Throughout Kenya, you will hear leaders trumpeting the grandiose slogans of the rule of law, tolerance of tribal and religious differences, promoting economic development, reducing poverty, improving education and health services, improving public safety, etc. But after every election cycle, their pronouncements remain largely compromised by their greed, narrow self-interests and cynicism towards “wananchi”—“Mjinga mle” or “Never give a sucker an even break!”  This contempt for “wananchi” has been the hallmark of the Kenyan leaders. Thus at times when the country may be agonizing over a fiscal crisis, elected members of parliament have no qualms with voting for themselves some hefty salary increases and allowances! Indeed the shortest route to acquiring or augmenting personal fortunes for the Kenyan elites has been the capturing of a seat in parliament.

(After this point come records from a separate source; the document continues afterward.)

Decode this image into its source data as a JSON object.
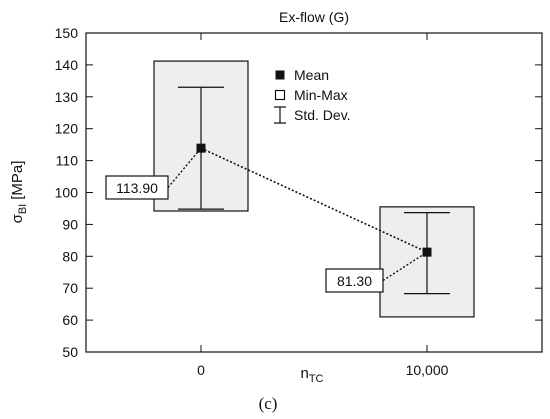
{
  "chart_data": {
    "type": "box",
    "title": "Ex-flow (G)",
    "xlabel_main": "n",
    "xlabel_sub": "TC",
    "ylabel_main": "σ",
    "ylabel_sub": "BI",
    "ylabel_unit": "[MPa]",
    "ylim": [
      50,
      150
    ],
    "yticks": [
      50,
      60,
      70,
      80,
      90,
      100,
      110,
      120,
      130,
      140,
      150
    ],
    "categories": [
      "0",
      "10,000"
    ],
    "mean": [
      113.9,
      81.3
    ],
    "mean_labels": [
      "113.90",
      "81.30"
    ],
    "min": [
      94.2,
      61.0
    ],
    "max": [
      141.2,
      95.5
    ],
    "std_low": [
      94.8,
      68.3
    ],
    "std_high": [
      133.0,
      93.7
    ],
    "legend": [
      {
        "marker": "filled-square",
        "label": "Mean"
      },
      {
        "marker": "open-square",
        "label": "Min-Max"
      },
      {
        "marker": "error-bar",
        "label": "Std. Dev."
      }
    ],
    "legend_position": "top-right",
    "grid": false,
    "colors": {
      "box_fill": "#eeeeee",
      "stroke": "#111111",
      "mean_marker": "#111111"
    }
  },
  "caption": "(c)"
}
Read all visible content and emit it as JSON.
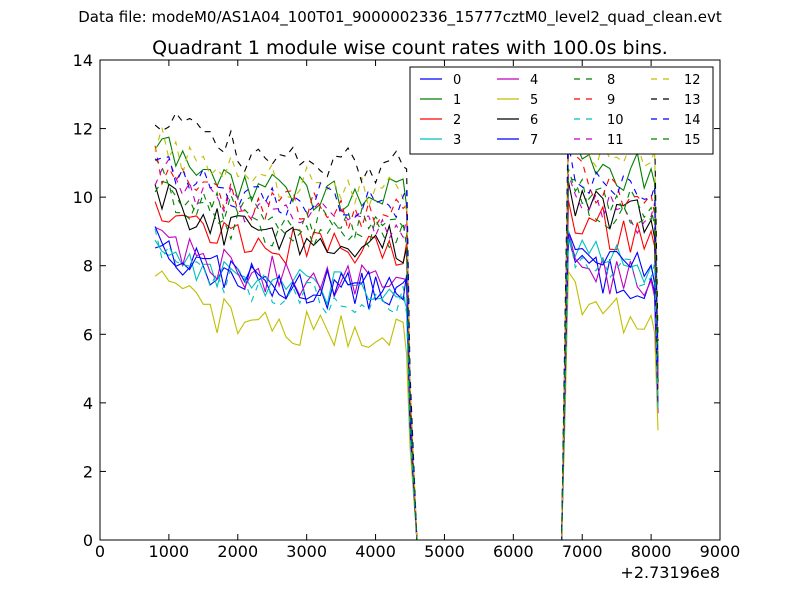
{
  "suptitle": "Data file: modeM0/AS1A04_100T01_9000002336_15777cztM0_level2_quad_clean.evt",
  "chart_data": {
    "type": "line",
    "title": "Quadrant 1 module wise count rates with 100.0s bins.",
    "xlabel": "",
    "ylabel": "",
    "x_offset_label": "+2.73196e8",
    "xlim": [
      0,
      9000
    ],
    "ylim": [
      0,
      14
    ],
    "xticks": [
      "0",
      "1000",
      "2000",
      "3000",
      "4000",
      "5000",
      "6000",
      "7000",
      "8000",
      "9000"
    ],
    "yticks": [
      "0",
      "2",
      "4",
      "6",
      "8",
      "10",
      "12",
      "14"
    ],
    "grid": false,
    "legend_position": "top-right",
    "legend_columns": 4,
    "segment_1_x_range": [
      800,
      4600
    ],
    "gap_zero_x_range": [
      4600,
      6700
    ],
    "segment_2_x_range": [
      6700,
      8100
    ],
    "series": [
      {
        "name": "0",
        "color": "#0000ff",
        "dash": "solid",
        "mean_level_seg1": 7.2,
        "mean_level_seg2": 7.4
      },
      {
        "name": "1",
        "color": "#008000",
        "dash": "solid",
        "mean_level_seg1": 10.0,
        "mean_level_seg2": 10.6
      },
      {
        "name": "2",
        "color": "#ff0000",
        "dash": "solid",
        "mean_level_seg1": 8.4,
        "mean_level_seg2": 8.8
      },
      {
        "name": "3",
        "color": "#00bfbf",
        "dash": "solid",
        "mean_level_seg1": 7.2,
        "mean_level_seg2": 7.8
      },
      {
        "name": "4",
        "color": "#bf00bf",
        "dash": "solid",
        "mean_level_seg1": 7.5,
        "mean_level_seg2": 7.4
      },
      {
        "name": "5",
        "color": "#bfbf00",
        "dash": "solid",
        "mean_level_seg1": 6.0,
        "mean_level_seg2": 6.4
      },
      {
        "name": "6",
        "color": "#000000",
        "dash": "solid",
        "mean_level_seg1": 8.6,
        "mean_level_seg2": 9.2
      },
      {
        "name": "7",
        "color": "#0000ff",
        "dash": "solid",
        "mean_level_seg1": 7.3,
        "mean_level_seg2": 7.9
      },
      {
        "name": "8",
        "color": "#008000",
        "dash": "dashed",
        "mean_level_seg1": 9.2,
        "mean_level_seg2": 9.6
      },
      {
        "name": "9",
        "color": "#ff0000",
        "dash": "dashed",
        "mean_level_seg1": 9.5,
        "mean_level_seg2": 10.0
      },
      {
        "name": "10",
        "color": "#00bfbf",
        "dash": "dashed",
        "mean_level_seg1": 7.0,
        "mean_level_seg2": 7.6
      },
      {
        "name": "11",
        "color": "#bf00bf",
        "dash": "dashed",
        "mean_level_seg1": 9.3,
        "mean_level_seg2": 9.4
      },
      {
        "name": "12",
        "color": "#bfbf00",
        "dash": "dashed",
        "mean_level_seg1": 10.2,
        "mean_level_seg2": 11.0
      },
      {
        "name": "13",
        "color": "#000000",
        "dash": "dashed",
        "mean_level_seg1": 10.9,
        "mean_level_seg2": 11.6
      },
      {
        "name": "14",
        "color": "#0000ff",
        "dash": "dashed",
        "mean_level_seg1": 9.8,
        "mean_level_seg2": 10.0
      },
      {
        "name": "15",
        "color": "#008000",
        "dash": "dashed",
        "mean_level_seg1": 8.8,
        "mean_level_seg2": 9.4
      }
    ]
  }
}
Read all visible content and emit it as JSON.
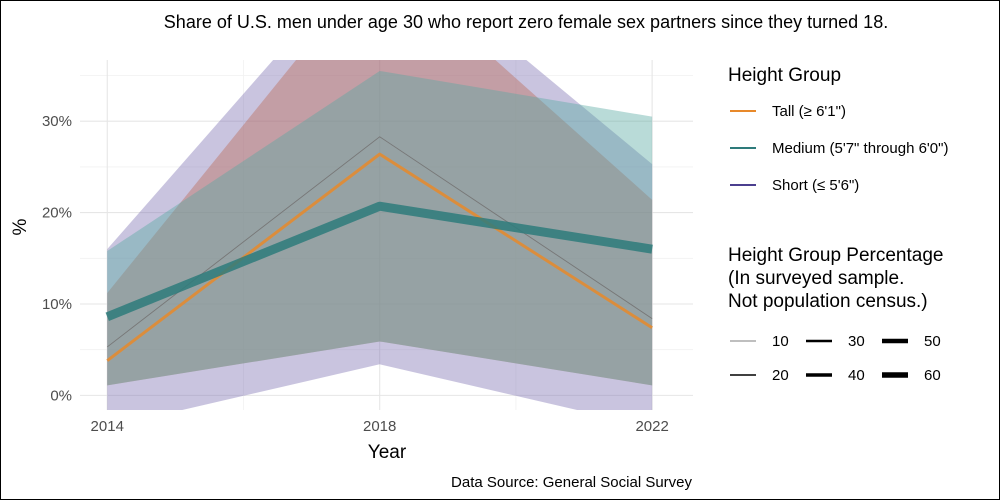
{
  "chart_data": {
    "type": "line",
    "title": "Share of U.S. men under age 30 who report zero female sex partners since they turned 18.",
    "xlabel": "Year",
    "ylabel": "%",
    "caption": "Data Source: General Social Survey",
    "x": [
      2014,
      2018,
      2022
    ],
    "x_ticks": [
      "2014",
      "2018",
      "2022"
    ],
    "xlim": [
      2013.6,
      2022.6
    ],
    "ylim": [
      -1.6,
      36.7
    ],
    "y_ticks": [
      0,
      10,
      20,
      30
    ],
    "y_tick_labels": [
      "0%",
      "10%",
      "20%",
      "30%"
    ],
    "grid": true,
    "legend_position": "right",
    "color_legend_title": "Height Group",
    "size_legend_title": [
      "Height Group Percentage",
      "(In surveyed sample.",
      "Not population census.)"
    ],
    "size_legend_entries": [
      "10",
      "30",
      "50",
      "20",
      "40",
      "60"
    ],
    "overall_line": {
      "values": [
        5.3,
        28.3,
        8.4
      ],
      "color": "#777777"
    },
    "series": [
      {
        "name": "Short (≤ 5'6\")",
        "color": "#4B3F8F",
        "ribbon_color": "#7E73B3",
        "values": [
          null,
          null,
          null
        ],
        "lower": [
          -3.5,
          3.4,
          -3.5
        ],
        "upper": [
          16.0,
          50.0,
          25.3
        ],
        "line_width": 1
      },
      {
        "name": "Tall (≥ 6'1\")",
        "color": "#E8892A",
        "ribbon_color": "#BC6A55",
        "values": [
          3.8,
          26.4,
          7.4
        ],
        "lower": [
          1.1,
          5.9,
          1.1
        ],
        "upper": [
          11.2,
          48.0,
          21.4
        ],
        "line_width": 3
      },
      {
        "name": "Medium (5'7\" through 6'0\")",
        "color": "#2E7B7B",
        "ribbon_color": "#57A9A3",
        "values": [
          8.6,
          20.7,
          16.0
        ],
        "lower": [
          1.1,
          5.9,
          1.1
        ],
        "upper": [
          15.8,
          35.5,
          30.5
        ],
        "line_width": 9
      }
    ],
    "legend_order": [
      1,
      2,
      0
    ]
  }
}
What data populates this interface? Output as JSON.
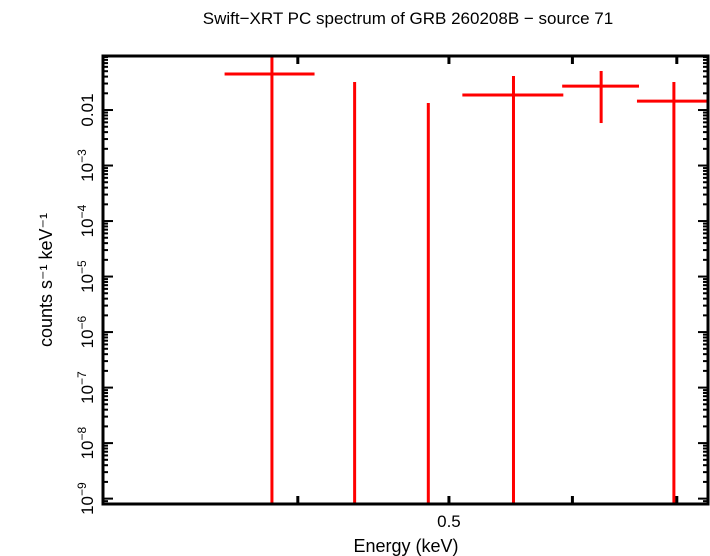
{
  "chart_data": {
    "type": "scatter",
    "title": "Swift−XRT PC spectrum of GRB 260208B − source 71",
    "xlabel": "Energy (keV)",
    "ylabel": "counts s⁻¹ keV⁻¹",
    "x_scale": "log",
    "y_scale": "log",
    "xlim": [
      0.3,
      0.733
    ],
    "ylim": [
      8e-10,
      0.094
    ],
    "x_major_ticks": [
      0.4,
      0.5,
      0.6,
      0.7
    ],
    "x_tick_labels": [
      {
        "value": 0.5,
        "label": "0.5"
      }
    ],
    "y_tick_labels": [
      {
        "value": 1e-09,
        "base": "10",
        "exp": "−9"
      },
      {
        "value": 1e-08,
        "base": "10",
        "exp": "−8"
      },
      {
        "value": 1e-07,
        "base": "10",
        "exp": "−7"
      },
      {
        "value": 1e-06,
        "base": "10",
        "exp": "−6"
      },
      {
        "value": 1e-05,
        "base": "10",
        "exp": "−5"
      },
      {
        "value": 0.0001,
        "base": "10",
        "exp": "−4"
      },
      {
        "value": 0.001,
        "base": "10",
        "exp": "−3"
      },
      {
        "value": 0.01,
        "base": "0.01",
        "exp": ""
      }
    ],
    "grid": false,
    "color": "#ff0000",
    "points": [
      {
        "x": 0.385,
        "xlow": 0.359,
        "xhigh": 0.41,
        "y": 0.0446,
        "ylow": 0,
        "yhigh": 0.2
      },
      {
        "x": 0.435,
        "xlow": 0.435,
        "xhigh": 0.435,
        "y": 0,
        "ylow": 0,
        "yhigh": 0.032
      },
      {
        "x": 0.485,
        "xlow": 0.485,
        "xhigh": 0.485,
        "y": 0,
        "ylow": 0,
        "yhigh": 0.0134
      },
      {
        "x": 0.55,
        "xlow": 0.51,
        "xhigh": 0.592,
        "y": 0.0186,
        "ylow": 0,
        "yhigh": 0.041
      },
      {
        "x": 0.626,
        "xlow": 0.591,
        "xhigh": 0.662,
        "y": 0.027,
        "ylow": 0.00583,
        "yhigh": 0.0505
      },
      {
        "x": 0.697,
        "xlow": 0.66,
        "xhigh": 0.76,
        "y": 0.0145,
        "ylow": 0,
        "yhigh": 0.032
      }
    ]
  }
}
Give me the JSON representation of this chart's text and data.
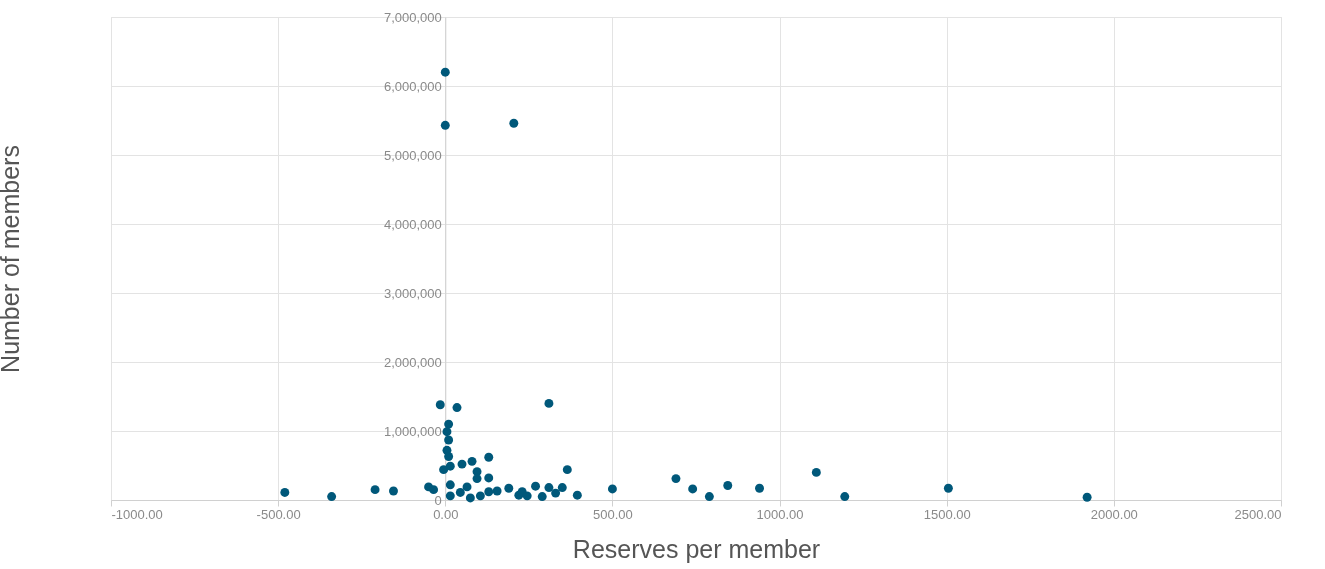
{
  "chart_data": {
    "type": "scatter",
    "xlabel": "Reserves per member",
    "ylabel": "Number of members",
    "xlim": [
      -1000,
      2500
    ],
    "xticks": [
      {
        "value": -1000,
        "label": "-1000.00"
      },
      {
        "value": -500,
        "label": "-500.00"
      },
      {
        "value": 0,
        "label": "0.00"
      },
      {
        "value": 500,
        "label": "500.00"
      },
      {
        "value": 1000,
        "label": "1000.00"
      },
      {
        "value": 1500,
        "label": "1500.00"
      },
      {
        "value": 2000,
        "label": "2000.00"
      },
      {
        "value": 2500,
        "label": "2500.00"
      }
    ],
    "ylim": [
      0,
      7000000
    ],
    "yticks": [
      0,
      {
        "value": 1000000,
        "label": "1,000,000"
      },
      {
        "value": 2000000,
        "label": "2,000,000"
      },
      {
        "value": 3000000,
        "label": "3,000,000"
      },
      {
        "value": 4000000,
        "label": "4,000,000"
      },
      {
        "value": 5000000,
        "label": "5,000,000"
      },
      {
        "value": 6000000,
        "label": "6,000,000"
      },
      {
        "value": 7000000,
        "label": "7,000,000"
      }
    ],
    "grid": true,
    "marker": "circle",
    "series": [
      {
        "color": "#00587a",
        "x": [
          -480,
          -340,
          -210,
          -155,
          500,
          690,
          740,
          790,
          845,
          940,
          1110,
          1195,
          1505,
          1920,
          0,
          0,
          205,
          -15,
          35,
          310,
          10,
          5,
          10,
          5,
          10,
          50,
          80,
          130,
          -5,
          15,
          95,
          95,
          130,
          365,
          -50,
          -35,
          155,
          190,
          220,
          230,
          245,
          270,
          290,
          310,
          330,
          350,
          395,
          130,
          105,
          65,
          15,
          15,
          45,
          75
        ],
        "values": [
          110000,
          50000,
          150000,
          130000,
          160000,
          310000,
          160000,
          50000,
          210000,
          170000,
          400000,
          50000,
          170000,
          40000,
          6200000,
          5430000,
          5460000,
          1380000,
          1340000,
          1400000,
          1100000,
          990000,
          870000,
          720000,
          630000,
          520000,
          560000,
          620000,
          440000,
          490000,
          410000,
          310000,
          320000,
          440000,
          190000,
          150000,
          130000,
          170000,
          70000,
          120000,
          60000,
          200000,
          50000,
          180000,
          100000,
          180000,
          70000,
          120000,
          60000,
          190000,
          60000,
          220000,
          110000,
          30000
        ]
      }
    ]
  }
}
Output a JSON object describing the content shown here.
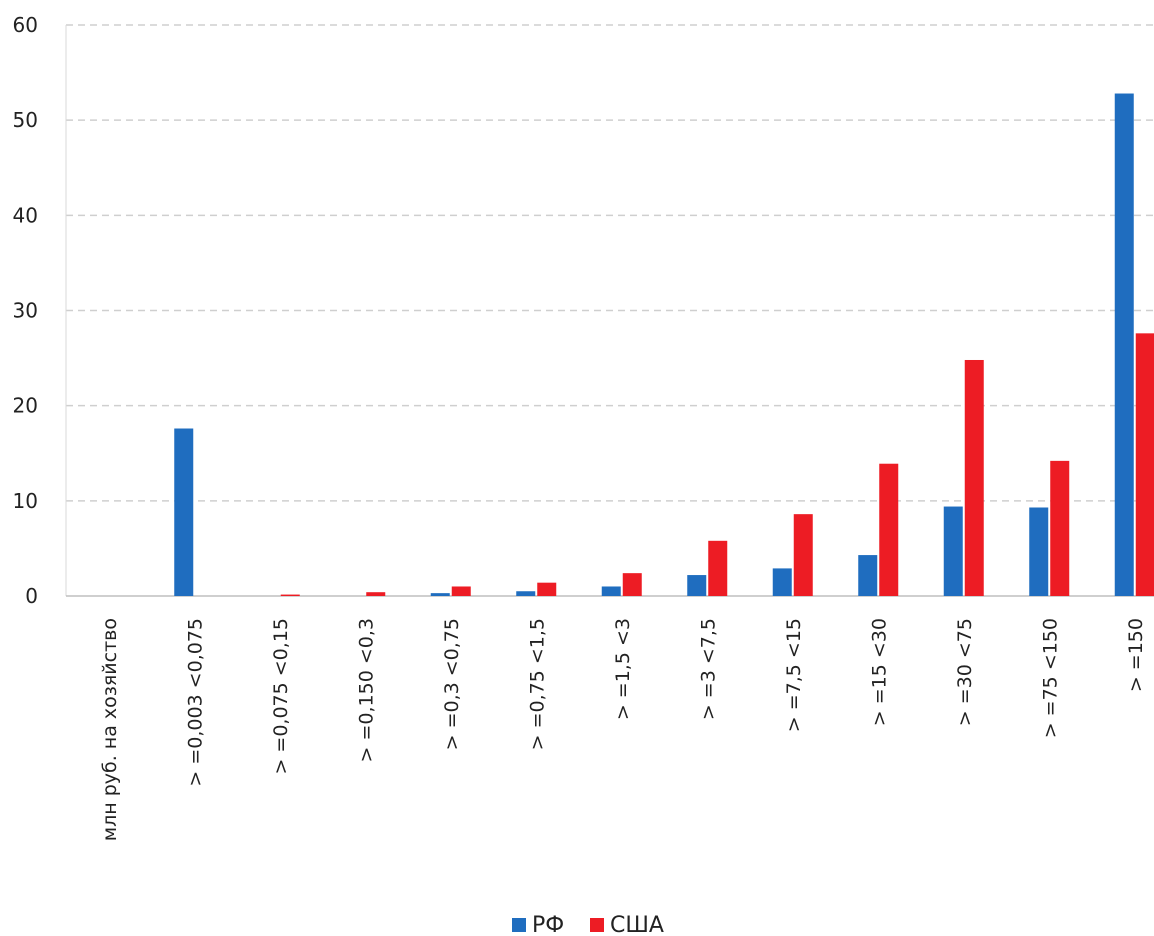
{
  "chart_data": {
    "type": "bar",
    "title": "",
    "xlabel": "",
    "ylabel": "",
    "ylim": [
      0,
      60
    ],
    "yticks": [
      0,
      10,
      20,
      30,
      40,
      50,
      60
    ],
    "grid": true,
    "legend_position": "bottom",
    "categories": [
      "млн руб. на хозяйство",
      "> =0,003 <0,075",
      "> =0,075 <0,15",
      "> =0,150 <0,3",
      "> =0,3 <0,75",
      "> =0,75 <1,5",
      "> =1,5 <3",
      "> =3 <7,5",
      "> =7,5 <15",
      "> =15 <30",
      "> =30 <75",
      "> =75 <150",
      "> =150"
    ],
    "series": [
      {
        "name": "РФ",
        "color": "#1f6dbf",
        "values": [
          0,
          17.6,
          0,
          0,
          0.3,
          0.5,
          1.0,
          2.2,
          2.9,
          4.3,
          9.4,
          9.3,
          52.8
        ]
      },
      {
        "name": "США",
        "color": "#ed1c24",
        "values": [
          0,
          0,
          0.15,
          0.4,
          1.0,
          1.4,
          2.4,
          5.8,
          8.6,
          13.9,
          24.8,
          14.2,
          27.6
        ]
      }
    ]
  }
}
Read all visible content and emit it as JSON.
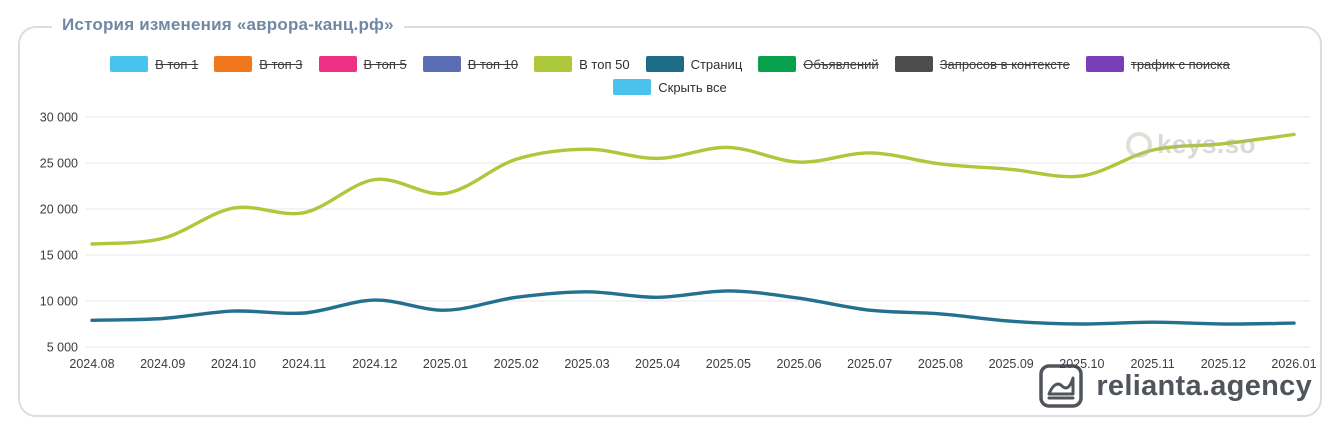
{
  "card": {
    "title": "История изменения «аврора-канц.рф»"
  },
  "legend": {
    "rows": [
      [
        {
          "label": "В топ 1",
          "color": "#49c2ec",
          "hidden": true
        },
        {
          "label": "В топ 3",
          "color": "#f0771c",
          "hidden": true
        },
        {
          "label": "В топ 5",
          "color": "#ee3187",
          "hidden": true
        },
        {
          "label": "В топ 10",
          "color": "#5a6db5",
          "hidden": true
        },
        {
          "label": "В топ 50",
          "color": "#adc83b",
          "hidden": false
        },
        {
          "label": "Страниц",
          "color": "#1d6b87",
          "hidden": false
        },
        {
          "label": "Объявлений",
          "color": "#07a14e",
          "hidden": true
        },
        {
          "label": "Запросов в контексте",
          "color": "#4d4d4d",
          "hidden": true
        },
        {
          "label": "трафик с поиска",
          "color": "#7a3db8",
          "hidden": true
        }
      ],
      [
        {
          "label": "Скрыть все",
          "color": "#49c2ec",
          "hidden": false
        }
      ]
    ]
  },
  "watermarks": {
    "keys": "keys.so",
    "relianta": "relianta.agency"
  },
  "chart_data": {
    "type": "line",
    "title": "История изменения «аврора-канц.рф»",
    "x": [
      "2024.08",
      "2024.09",
      "2024.10",
      "2024.11",
      "2024.12",
      "2025.01",
      "2025.02",
      "2025.03",
      "2025.04",
      "2025.05",
      "2025.06",
      "2025.07",
      "2025.08",
      "2025.09",
      "2025.10",
      "2025.11",
      "2025.12",
      "2026.01"
    ],
    "series": [
      {
        "name": "В топ 50",
        "color": "#adc83b",
        "values": [
          16200,
          16800,
          20100,
          19600,
          23200,
          21700,
          25400,
          26500,
          25500,
          26700,
          25100,
          26100,
          24900,
          24300,
          23600,
          26400,
          27100,
          28100
        ]
      },
      {
        "name": "Страниц",
        "color": "#23718f",
        "values": [
          7900,
          8100,
          8900,
          8700,
          10100,
          9000,
          10400,
          11000,
          10400,
          11100,
          10300,
          9000,
          8600,
          7800,
          7500,
          7700,
          7500,
          7600
        ]
      }
    ],
    "ylim": [
      5000,
      30000
    ],
    "yticks": [
      5000,
      10000,
      15000,
      20000,
      25000,
      30000
    ],
    "ytick_labels": [
      "5 000",
      "10 000",
      "15 000",
      "20 000",
      "25 000",
      "30 000"
    ],
    "grid": true,
    "legend_position": "top"
  }
}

The question that confronts as Kenyans is how can we act politically to effect some meaningful changes that will improve our lives through voting in the 2013 elections? Below, are some broadly stated political objectives and activities that can be construed as the “People’s Political Agenda for 2013 Elections”:

1. Advancing the education of our children by supporting the long-overdue increase in teacher salaries, allowances and working conditions: identify and take notice of the political positions of aspiring candidates;

2. Advancing the health of Kenyans by supporting the long-overdue increase in salaries, allowances and working conditions of doctors, nurses and other health workers: identify and take notice of the political position of aspiring candidates;

3. Identify the politicians who are trying to compromise the political appointments vetting process as spelled out in the new constitution; protection of agents of corruption is what these politicians are up to;

4. Identify the politicians who have voted for hefty perks in parliament: are these “nyang’aus” going to continue in this habit of plundering and pillaging the public coffers? If these “nyang’aus” do not change the errors of their ways they should rest assured that they will have to face the campaign of a “recall” vote!

5. How will the candidates address the issues of economic disparities in regional and local development, particularly as it affects the marginalized groups?

6. How will the candidates address the issues of infrastructure development and improvements: water, sanitation, public transportation, etc;

7. How will the candidates address the issues of public safety: drug trafficking and other crimes, police brutality and corruption, terrorism, etc;

8. How will the candidates address the issues of prejudice, diversity and discrimination with reference to: tribalism, sexism, religion, disability, gays and lesbians, etc;

9. How will the candidates address the issues of income distribution, class inequality and poverty?

10. How will the candidates address the issues of relations with other countries: East Africa, Africa and the rest of the world?

I am sure many of you can think of other issues that can be used to engage our aspiring political candidates in spirited discussions and vetting.